Rochecolombe restera le siège favori et la résidence ordinaire des Vogüé jusqu’à l’heure où ils regagneront Vogüé, rendu à un seul maître et devenu le centre d’un domaine arrondi. La romantique Rochecolombe représente bien une phase de l’histoire ; Vogüé, avec son exploitation rurale, en caractérisera une autre ; l’hôtel de Vogüé à Aubenas en évoquera une troisième. Le vieux Rochecolombe, c’est « l’image saisissante de l’association féodale, le manoir protégeant la chaumière, la chaumière nourrissant le manoir. Entre l’un et l’autre, ajoute l’historien, les rapports ont toujours été bons : nos modestes annales n’enregistrent aucune trace de violence : le temps seul a eu raison de l’association. »

C’est du haut de Rochecolombe que les Vogüé virent se jouer autour d’eux le drame albigeois. On sait assez comment l’hérésie albigeoise, après avoir divisé le Midi, provoqua l’intervention des seigneurs du Nord, soldats en principe de la Papauté contre l’hétérodoxie, en fait fourriers du roi de France dans les pays de langue d’oc : la « croisade » ne profita qu’à ce politique consommé que fut Philippe-Auguste.
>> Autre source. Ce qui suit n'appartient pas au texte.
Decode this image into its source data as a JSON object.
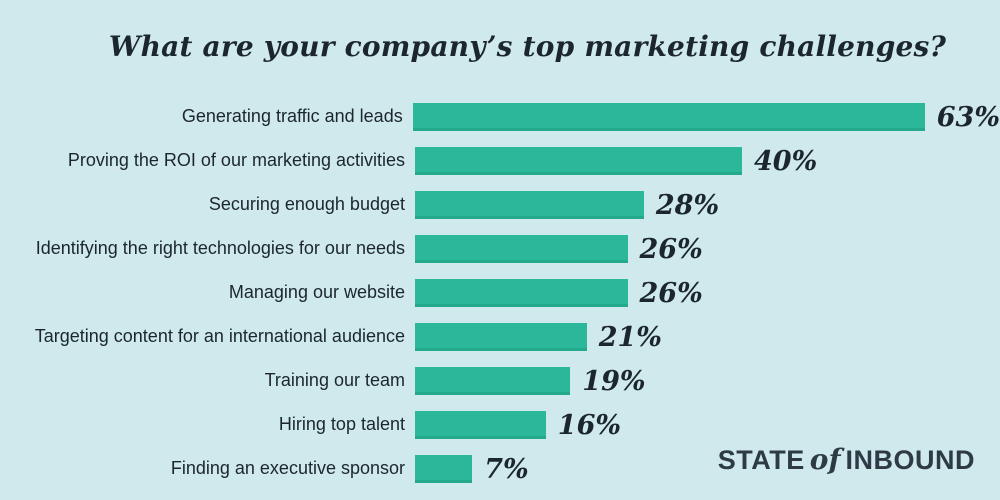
{
  "colors": {
    "background": "#cfe9ed",
    "bar": "#2ab79a",
    "bar_edge": "#25a98d",
    "text": "#1c262e",
    "logo": "#2e3b46"
  },
  "logo": {
    "part1": "STATE",
    "part2": "of",
    "part3": "INBOUND"
  },
  "chart_data": {
    "type": "bar",
    "orientation": "horizontal",
    "title": "What are your company’s top marketing challenges?",
    "categories": [
      "Generating traffic and leads",
      "Proving the ROI of our marketing activities",
      "Securing enough budget",
      "Identifying the right technologies for our needs",
      "Managing our website",
      "Targeting content for an international audience",
      "Training our team",
      "Hiring top talent",
      "Finding an executive sponsor"
    ],
    "values": [
      63,
      40,
      28,
      26,
      26,
      21,
      19,
      16,
      7
    ],
    "value_labels": [
      "63%",
      "40%",
      "28%",
      "26%",
      "26%",
      "21%",
      "19%",
      "16%",
      "7%"
    ],
    "unit": "%",
    "xlim": [
      0,
      63
    ],
    "grid": false,
    "legend": false
  }
}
Les Vogüé étaient, d’instinct, orthodoxes. À l’heure où bien des évêques même du Midi avaient paru pencher vers l’hérésie et y tomber, un Vogüé, homme d’Église, devenu évêque de Saint-Paul-Trois-Châteaux, s’était énergiquement prononcé, contre l’hérésie encore triomphante, en faveur du Saint-Siège outragé. Cet évêque Geoffroi, parla même, marqua sa place dans l’événement et, partant, garde de l’importance dans la famille. On possède son sceau où son effigie est visible : « notre plus ancien portrait de famille, » écrit M. de Vogüé.